The remedy that I mentioned doesn't have good provings. Wiesbaden. What it has is people having side effects from drinking water from the spring. Much like taking symptoms from herbal medicine clinical experience, those side effects are seen as "symptoms". Still, I only use the remedy because it was close to my repetorized remedy that didn't work well enough, Nat-mur.
Then something similar to combination remedies, there is homeopathy as formula. I am not sure, but I think that Banerji prescribes a set list of remedies in succession. Not necessarily one at a time and not carefully watching to see what happens. I hope someone who is reading this knows better than me and can correct me.
Here's an example given by https://joettecalabrese.com/blog/how-of ... eopathics/

Joette writes:

"So when my son texted me that he had become sick on his trip overseas, I responded with “Nux vomica 30 (or 200) every 15 minutes, Aconitum 200 taken at the same time as Bryonia 200 (a Banerji Protocol), alternating with Nux vomica every 15 minutes.”"
I would not practice this way, but I have skills to to observe change and prescribe appropriately. On the other hand, most patients don't have those skills, yet they want to use homeopathy for acutes at least. So, is this a good alternative to random combinations?
How much skill do you think this kind of protocol requires? What you think of it? Experience anyone?
Blessings,

Ellen
Ellen, nice!
Just one comment (saying what I know you already know): What makes a remedy such as this--and the others you mentioned, aqua marina and sanicula, and others--different from a combo remedy, is simply that their provings are done on the *entire* mix. So, it’s not used as a mixture of distinct proved substances, but rather as a proved substance which happens to be also mixture. As you say, we see elements of the components in the prescribing picture—but neither will substitute for the other, at least not deeply or long-term.
Same would be true of combo remedies; the combo will not substitute the component remedy which is needed—at least not deeply, or long-term.
But for acute care it might indeed be good enough, and that’s part of why combos have continued to be popular and useful, Hahnemann’s remarks notwithstanding.
Shannon


Dale Moss
Posts: 1544
Joined: Wed Jul 31, 2002 10:00 pm

Re: [Hom-Media] Of dirty medicine and double-standards

Post by Dale Moss »

Hi, Ellen

Joette uses the Banerji protocols regularly and claims good success rates with them. But some make me quail, like their protocol for hair loss: Ustilago 200c daily ad infinitem. What nice proving symptoms that would give!

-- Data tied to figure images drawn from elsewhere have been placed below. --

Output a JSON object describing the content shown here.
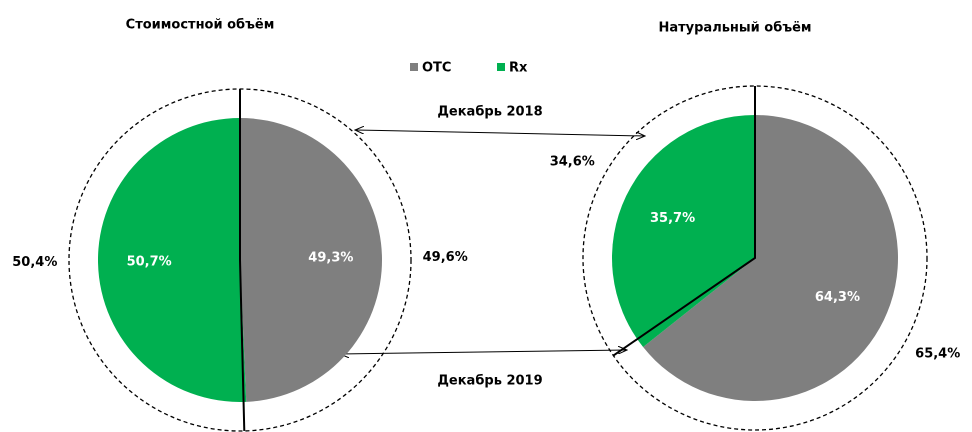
{
  "chart_data": {
    "type": "pie",
    "categories": [
      "OTC",
      "Rx"
    ],
    "colors": [
      "#7f7f7f",
      "#00b050"
    ],
    "annotations": [
      "Декабрь 2018",
      "Декабрь 2019"
    ],
    "charts": [
      {
        "title": "Стоимостной объём",
        "values": [
          49.3,
          50.7
        ],
        "value_labels": [
          "49,3%",
          "50,7%"
        ],
        "outer_values": [
          49.6,
          50.4
        ],
        "outer_value_labels": [
          "49,6%",
          "50,4%"
        ]
      },
      {
        "title": "Натуральный объём",
        "values": [
          64.3,
          35.7
        ],
        "value_labels": [
          "64,3%",
          "35,7%"
        ],
        "outer_values": [
          65.4,
          34.6
        ],
        "outer_value_labels": [
          "65,4%",
          "34,6%"
        ]
      }
    ]
  }
}
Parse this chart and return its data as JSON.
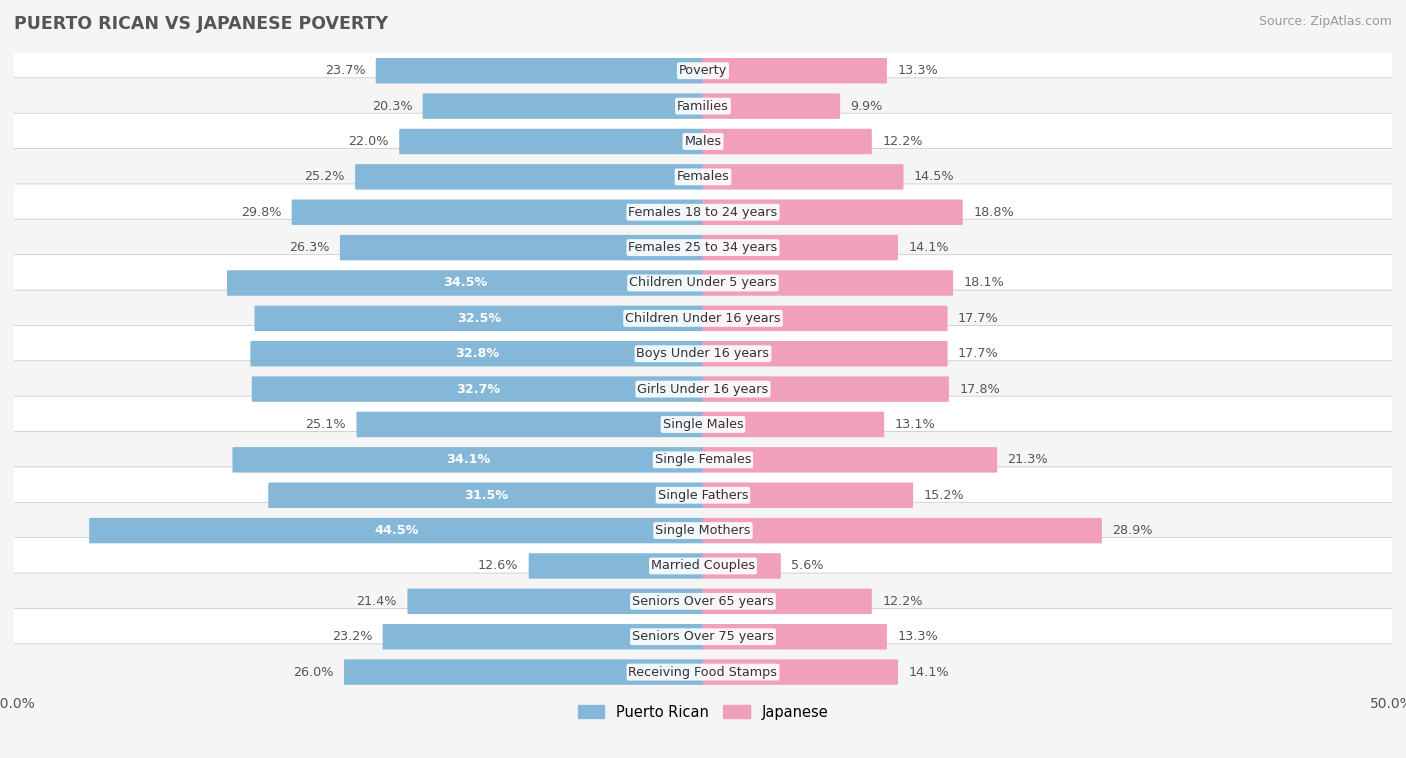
{
  "title": "PUERTO RICAN VS JAPANESE POVERTY",
  "source": "Source: ZipAtlas.com",
  "categories": [
    "Poverty",
    "Families",
    "Males",
    "Females",
    "Females 18 to 24 years",
    "Females 25 to 34 years",
    "Children Under 5 years",
    "Children Under 16 years",
    "Boys Under 16 years",
    "Girls Under 16 years",
    "Single Males",
    "Single Females",
    "Single Fathers",
    "Single Mothers",
    "Married Couples",
    "Seniors Over 65 years",
    "Seniors Over 75 years",
    "Receiving Food Stamps"
  ],
  "puerto_rican": [
    23.7,
    20.3,
    22.0,
    25.2,
    29.8,
    26.3,
    34.5,
    32.5,
    32.8,
    32.7,
    25.1,
    34.1,
    31.5,
    44.5,
    12.6,
    21.4,
    23.2,
    26.0
  ],
  "japanese": [
    13.3,
    9.9,
    12.2,
    14.5,
    18.8,
    14.1,
    18.1,
    17.7,
    17.7,
    17.8,
    13.1,
    21.3,
    15.2,
    28.9,
    5.6,
    12.2,
    13.3,
    14.1
  ],
  "puerto_rican_color": "#85b8d8",
  "japanese_color": "#f0a0b8",
  "row_bg_even": "#f5f5f5",
  "row_bg_odd": "#ffffff",
  "background_color": "#f5f5f5",
  "axis_limit": 50.0,
  "bar_height": 0.62,
  "label_fontsize": 9.2,
  "value_fontsize": 9.2,
  "title_fontsize": 12.5,
  "source_fontsize": 9,
  "inside_threshold": 30.0
}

While I take your point about few patients having the skills to observe subtle changes and prescribe appropriately, I'd rather they keep in close touch and let me help them through the process. That educates me as well as the patient.

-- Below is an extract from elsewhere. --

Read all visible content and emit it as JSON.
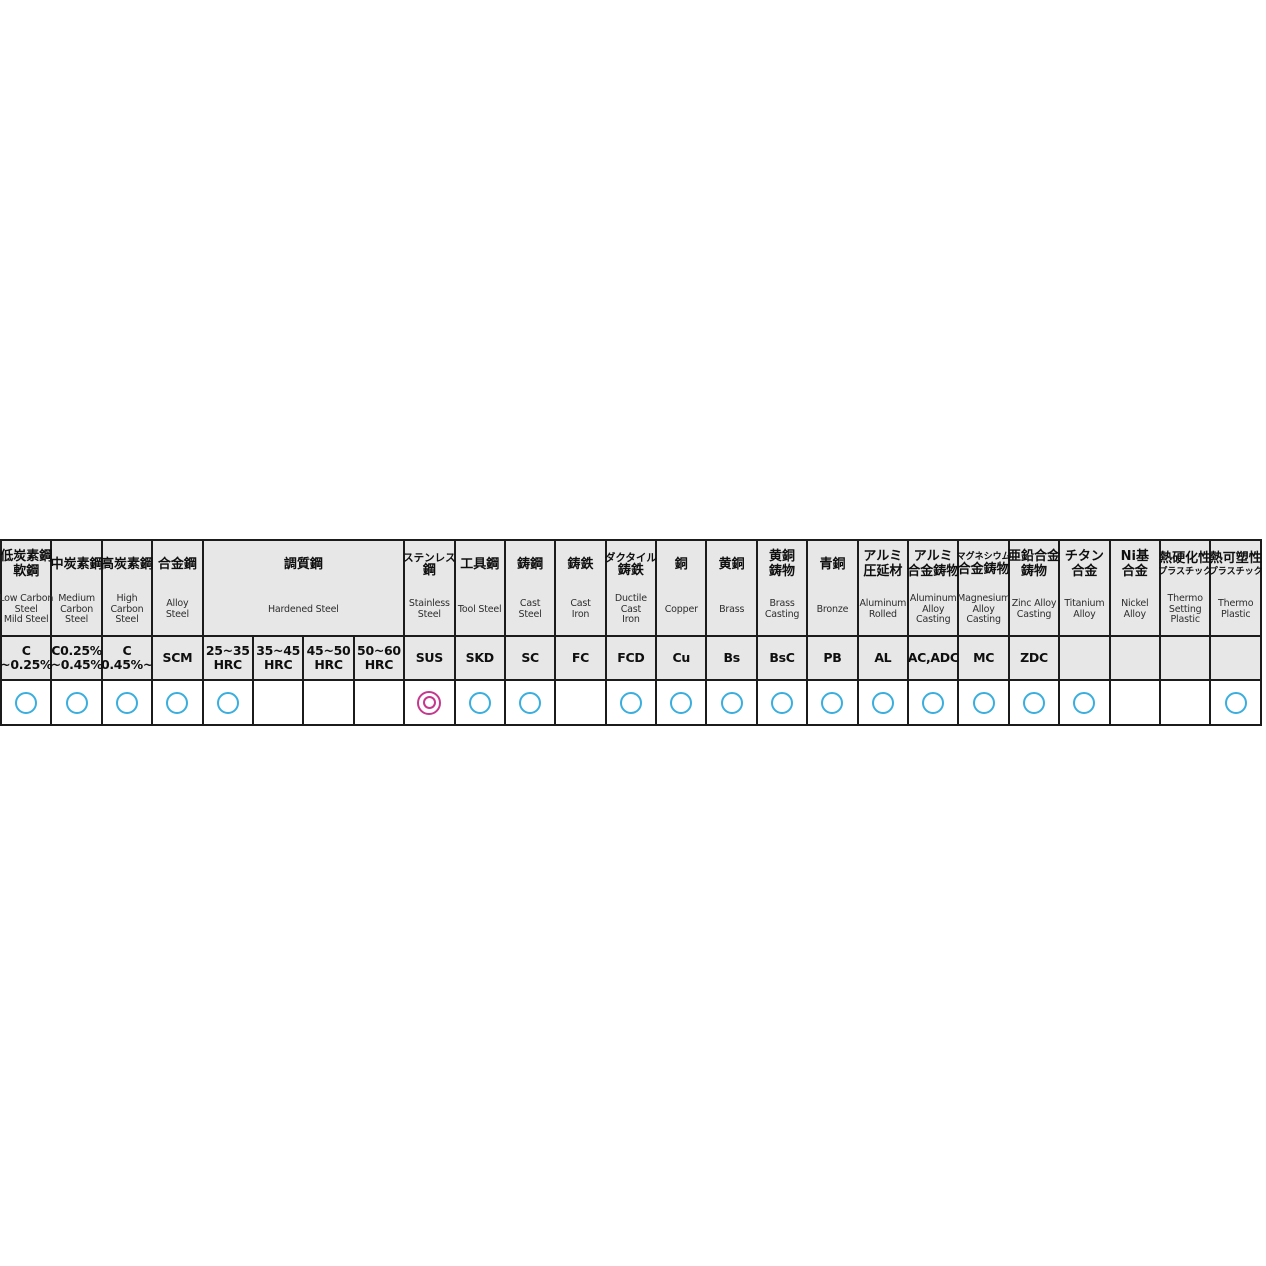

BTW, I hear they're looking for homeopaths in San Francisco. I'm sorry to hear that practicing homeopathy is difficult in Japan. One would hope that as it becomes more popular, it would be more widely accepted. Still, knowing how decorous and reserved Japanese can be, I'd think case-taking there would be real challenge.

Peace,
Dale
Sent from my Samsung Galaxy Tab® S


Ellen Madono
Posts: 2012
Joined: Fri Aug 15, 2003 10:00 pm

Re: [Hom-Media] Of dirty medicine and double-standards

Post by Ellen Madono »

I agree. I love learning about Homeopathy. Wish everyone could learn the basics. Not so hard.